7 nights is not nearly enough to get used to new environmental factor introduced in the study, possibly exacerbating disruption from sleeping in a new place (sleep clinic).

n=25? Seriously?

This is barely passable as an early hypothesis test before you perform an actual study.

gdevenyitoday at 1:47 AM

> 25 healthy adults

Come on guys. Replication crisis has been fully documented

llm_nerdtoday at 1:24 AM

I get how difficult a study like this is to carry out, but each participant was involved for just seven days, each night exposed to different conditions. The control environment was silence, and every other conditions did worse than controlled silence. In others they piped in fake environmental noises, pink noise, or made the participants wear earplugs with some other combination.

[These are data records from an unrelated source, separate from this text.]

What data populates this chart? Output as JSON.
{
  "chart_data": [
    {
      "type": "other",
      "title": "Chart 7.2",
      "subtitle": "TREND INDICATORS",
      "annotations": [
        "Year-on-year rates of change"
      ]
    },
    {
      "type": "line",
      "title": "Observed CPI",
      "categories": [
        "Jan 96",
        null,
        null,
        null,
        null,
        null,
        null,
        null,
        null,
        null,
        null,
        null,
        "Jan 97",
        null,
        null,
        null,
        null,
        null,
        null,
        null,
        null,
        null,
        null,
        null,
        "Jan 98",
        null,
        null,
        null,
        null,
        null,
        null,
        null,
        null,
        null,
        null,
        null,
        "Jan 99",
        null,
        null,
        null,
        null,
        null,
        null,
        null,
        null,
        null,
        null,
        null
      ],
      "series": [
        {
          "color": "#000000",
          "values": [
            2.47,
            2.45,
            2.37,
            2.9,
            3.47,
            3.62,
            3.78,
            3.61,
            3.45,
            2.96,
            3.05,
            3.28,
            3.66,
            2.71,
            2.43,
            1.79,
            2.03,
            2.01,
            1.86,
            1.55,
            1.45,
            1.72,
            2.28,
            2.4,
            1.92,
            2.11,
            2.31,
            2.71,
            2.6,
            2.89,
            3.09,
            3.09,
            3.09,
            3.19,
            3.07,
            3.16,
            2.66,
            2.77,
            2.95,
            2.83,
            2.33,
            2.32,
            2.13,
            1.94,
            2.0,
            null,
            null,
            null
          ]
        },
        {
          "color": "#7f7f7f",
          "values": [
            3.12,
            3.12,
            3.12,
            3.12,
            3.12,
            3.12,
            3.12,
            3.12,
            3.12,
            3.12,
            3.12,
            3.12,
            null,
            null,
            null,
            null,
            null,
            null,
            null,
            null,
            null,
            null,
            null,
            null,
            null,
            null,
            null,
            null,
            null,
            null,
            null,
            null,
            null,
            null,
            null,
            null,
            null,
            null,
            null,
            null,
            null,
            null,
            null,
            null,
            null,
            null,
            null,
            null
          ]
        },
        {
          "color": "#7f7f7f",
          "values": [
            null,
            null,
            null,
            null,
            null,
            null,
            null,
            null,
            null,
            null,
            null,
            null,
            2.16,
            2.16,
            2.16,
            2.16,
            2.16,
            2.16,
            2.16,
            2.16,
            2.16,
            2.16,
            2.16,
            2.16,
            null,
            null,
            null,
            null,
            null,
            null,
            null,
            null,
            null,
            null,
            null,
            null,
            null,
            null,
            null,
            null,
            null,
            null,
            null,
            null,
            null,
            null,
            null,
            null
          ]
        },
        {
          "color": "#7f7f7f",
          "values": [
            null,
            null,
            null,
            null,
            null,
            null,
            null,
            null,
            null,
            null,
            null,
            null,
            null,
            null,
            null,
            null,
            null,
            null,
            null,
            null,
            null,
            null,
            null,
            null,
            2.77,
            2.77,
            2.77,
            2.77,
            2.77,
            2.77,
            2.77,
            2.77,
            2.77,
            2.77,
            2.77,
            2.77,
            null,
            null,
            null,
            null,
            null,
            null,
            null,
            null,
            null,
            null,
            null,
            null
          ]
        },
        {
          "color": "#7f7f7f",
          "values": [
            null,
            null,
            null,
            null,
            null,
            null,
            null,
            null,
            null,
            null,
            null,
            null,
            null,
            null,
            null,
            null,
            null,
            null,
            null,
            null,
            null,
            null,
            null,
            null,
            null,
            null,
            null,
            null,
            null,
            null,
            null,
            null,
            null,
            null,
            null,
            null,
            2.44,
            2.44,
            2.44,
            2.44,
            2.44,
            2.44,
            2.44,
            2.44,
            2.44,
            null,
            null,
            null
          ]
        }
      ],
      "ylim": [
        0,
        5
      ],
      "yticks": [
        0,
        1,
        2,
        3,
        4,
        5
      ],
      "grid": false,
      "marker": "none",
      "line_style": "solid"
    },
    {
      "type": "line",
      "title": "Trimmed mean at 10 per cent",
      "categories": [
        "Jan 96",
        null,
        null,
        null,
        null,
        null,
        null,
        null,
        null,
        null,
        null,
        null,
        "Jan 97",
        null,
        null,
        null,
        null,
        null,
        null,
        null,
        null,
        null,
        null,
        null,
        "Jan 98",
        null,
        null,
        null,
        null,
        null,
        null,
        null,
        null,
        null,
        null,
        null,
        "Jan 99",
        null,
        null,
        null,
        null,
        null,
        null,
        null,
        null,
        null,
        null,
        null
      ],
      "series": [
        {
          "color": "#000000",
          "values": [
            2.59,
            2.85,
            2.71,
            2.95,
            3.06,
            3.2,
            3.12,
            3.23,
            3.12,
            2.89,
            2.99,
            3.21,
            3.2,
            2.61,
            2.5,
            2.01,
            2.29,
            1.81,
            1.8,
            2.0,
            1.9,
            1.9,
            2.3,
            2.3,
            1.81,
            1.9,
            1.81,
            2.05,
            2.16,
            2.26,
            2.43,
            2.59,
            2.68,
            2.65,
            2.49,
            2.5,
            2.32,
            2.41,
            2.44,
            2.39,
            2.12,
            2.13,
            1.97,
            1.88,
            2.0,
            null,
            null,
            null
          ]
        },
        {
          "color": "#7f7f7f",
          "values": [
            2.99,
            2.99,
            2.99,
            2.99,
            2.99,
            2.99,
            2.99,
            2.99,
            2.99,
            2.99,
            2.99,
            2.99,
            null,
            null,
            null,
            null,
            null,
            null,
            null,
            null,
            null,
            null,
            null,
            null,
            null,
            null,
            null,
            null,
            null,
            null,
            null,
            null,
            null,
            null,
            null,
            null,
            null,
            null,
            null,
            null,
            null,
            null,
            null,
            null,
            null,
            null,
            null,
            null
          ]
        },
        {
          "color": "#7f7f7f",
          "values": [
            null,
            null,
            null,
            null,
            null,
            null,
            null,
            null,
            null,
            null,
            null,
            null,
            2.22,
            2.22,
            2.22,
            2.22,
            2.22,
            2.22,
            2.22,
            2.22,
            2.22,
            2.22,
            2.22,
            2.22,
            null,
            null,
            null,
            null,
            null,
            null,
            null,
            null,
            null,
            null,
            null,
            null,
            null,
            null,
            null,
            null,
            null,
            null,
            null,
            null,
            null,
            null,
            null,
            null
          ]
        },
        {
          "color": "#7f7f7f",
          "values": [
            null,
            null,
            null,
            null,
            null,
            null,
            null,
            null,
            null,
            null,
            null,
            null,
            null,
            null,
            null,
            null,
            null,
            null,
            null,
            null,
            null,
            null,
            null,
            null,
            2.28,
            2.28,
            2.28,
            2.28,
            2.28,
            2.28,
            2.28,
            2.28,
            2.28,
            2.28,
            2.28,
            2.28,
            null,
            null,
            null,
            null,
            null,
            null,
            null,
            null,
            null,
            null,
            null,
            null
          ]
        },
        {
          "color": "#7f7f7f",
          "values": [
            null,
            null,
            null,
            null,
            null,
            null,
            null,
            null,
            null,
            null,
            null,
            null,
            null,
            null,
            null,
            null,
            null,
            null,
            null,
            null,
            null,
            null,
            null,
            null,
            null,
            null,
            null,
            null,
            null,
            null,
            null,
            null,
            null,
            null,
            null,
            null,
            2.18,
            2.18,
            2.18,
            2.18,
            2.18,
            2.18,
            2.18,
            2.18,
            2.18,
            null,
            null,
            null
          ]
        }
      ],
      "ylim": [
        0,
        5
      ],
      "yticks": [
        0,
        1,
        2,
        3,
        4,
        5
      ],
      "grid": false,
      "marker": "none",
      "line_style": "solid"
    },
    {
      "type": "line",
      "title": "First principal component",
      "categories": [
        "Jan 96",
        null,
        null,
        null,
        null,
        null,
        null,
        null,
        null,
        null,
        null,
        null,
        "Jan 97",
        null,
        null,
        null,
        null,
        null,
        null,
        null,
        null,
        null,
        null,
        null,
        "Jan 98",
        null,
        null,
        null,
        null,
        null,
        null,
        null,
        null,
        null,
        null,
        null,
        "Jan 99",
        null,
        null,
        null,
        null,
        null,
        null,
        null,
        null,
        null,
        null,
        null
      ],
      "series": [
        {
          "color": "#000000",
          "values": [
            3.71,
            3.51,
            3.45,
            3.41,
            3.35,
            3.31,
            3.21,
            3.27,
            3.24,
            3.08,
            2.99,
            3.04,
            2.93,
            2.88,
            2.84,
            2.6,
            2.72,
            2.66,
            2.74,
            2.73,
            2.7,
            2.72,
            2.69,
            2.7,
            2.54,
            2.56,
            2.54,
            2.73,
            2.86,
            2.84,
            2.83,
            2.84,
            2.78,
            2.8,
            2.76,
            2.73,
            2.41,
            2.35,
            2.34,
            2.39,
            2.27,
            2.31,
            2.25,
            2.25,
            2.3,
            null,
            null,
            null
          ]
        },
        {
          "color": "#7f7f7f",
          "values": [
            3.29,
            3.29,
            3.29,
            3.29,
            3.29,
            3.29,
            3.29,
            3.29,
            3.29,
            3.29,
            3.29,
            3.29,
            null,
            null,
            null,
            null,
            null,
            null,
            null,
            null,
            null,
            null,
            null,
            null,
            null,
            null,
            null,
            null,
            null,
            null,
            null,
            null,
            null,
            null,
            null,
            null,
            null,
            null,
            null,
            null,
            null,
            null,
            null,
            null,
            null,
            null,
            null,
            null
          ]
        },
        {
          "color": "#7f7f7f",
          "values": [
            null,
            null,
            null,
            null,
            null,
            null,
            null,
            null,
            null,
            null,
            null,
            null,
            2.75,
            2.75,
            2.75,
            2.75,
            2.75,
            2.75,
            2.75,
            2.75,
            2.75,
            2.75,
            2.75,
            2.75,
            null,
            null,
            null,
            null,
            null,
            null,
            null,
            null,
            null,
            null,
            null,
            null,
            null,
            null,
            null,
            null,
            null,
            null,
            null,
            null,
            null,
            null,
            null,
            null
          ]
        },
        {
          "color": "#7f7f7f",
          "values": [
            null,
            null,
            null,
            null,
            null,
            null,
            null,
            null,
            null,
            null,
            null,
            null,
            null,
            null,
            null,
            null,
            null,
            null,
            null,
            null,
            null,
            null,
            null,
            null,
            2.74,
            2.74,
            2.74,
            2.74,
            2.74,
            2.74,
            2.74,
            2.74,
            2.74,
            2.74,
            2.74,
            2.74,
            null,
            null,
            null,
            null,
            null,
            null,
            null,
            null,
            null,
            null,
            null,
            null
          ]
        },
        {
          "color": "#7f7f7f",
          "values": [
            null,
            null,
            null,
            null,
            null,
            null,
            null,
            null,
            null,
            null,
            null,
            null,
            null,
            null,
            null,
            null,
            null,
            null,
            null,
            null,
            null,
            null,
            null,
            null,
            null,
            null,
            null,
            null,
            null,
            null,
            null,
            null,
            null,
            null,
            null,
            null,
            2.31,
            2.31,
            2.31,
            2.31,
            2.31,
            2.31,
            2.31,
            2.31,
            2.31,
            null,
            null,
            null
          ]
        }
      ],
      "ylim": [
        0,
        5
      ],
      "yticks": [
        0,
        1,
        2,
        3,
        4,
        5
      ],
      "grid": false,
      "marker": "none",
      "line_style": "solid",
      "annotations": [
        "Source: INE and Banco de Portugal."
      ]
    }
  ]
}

Eh. People condition to an environment, and someone conditioned to something like pink noise wouldn't have the acclimation issue (and they either specifically selected for people who don't use noise machines, or they just randomly got only people who don't), and it might drown out smaller environmental noises that otherwise would have disrupted their sleep. It would take a much longer study to determine this.

Or hey, maybe those insecure sleep masks tracking EEG and other things will give us some insights eventually. People just need to harvest the data from the other services.

Bratmontoday at 1:13 AM

> Participants slept under different conditions, including being exposed to aircraft noise, pink noise, aircraft noise with pink noise and aircraft noise with earplugs

And yet the conclusion is about pink noise vs silence. We may have a new textbook example of HARKing right here!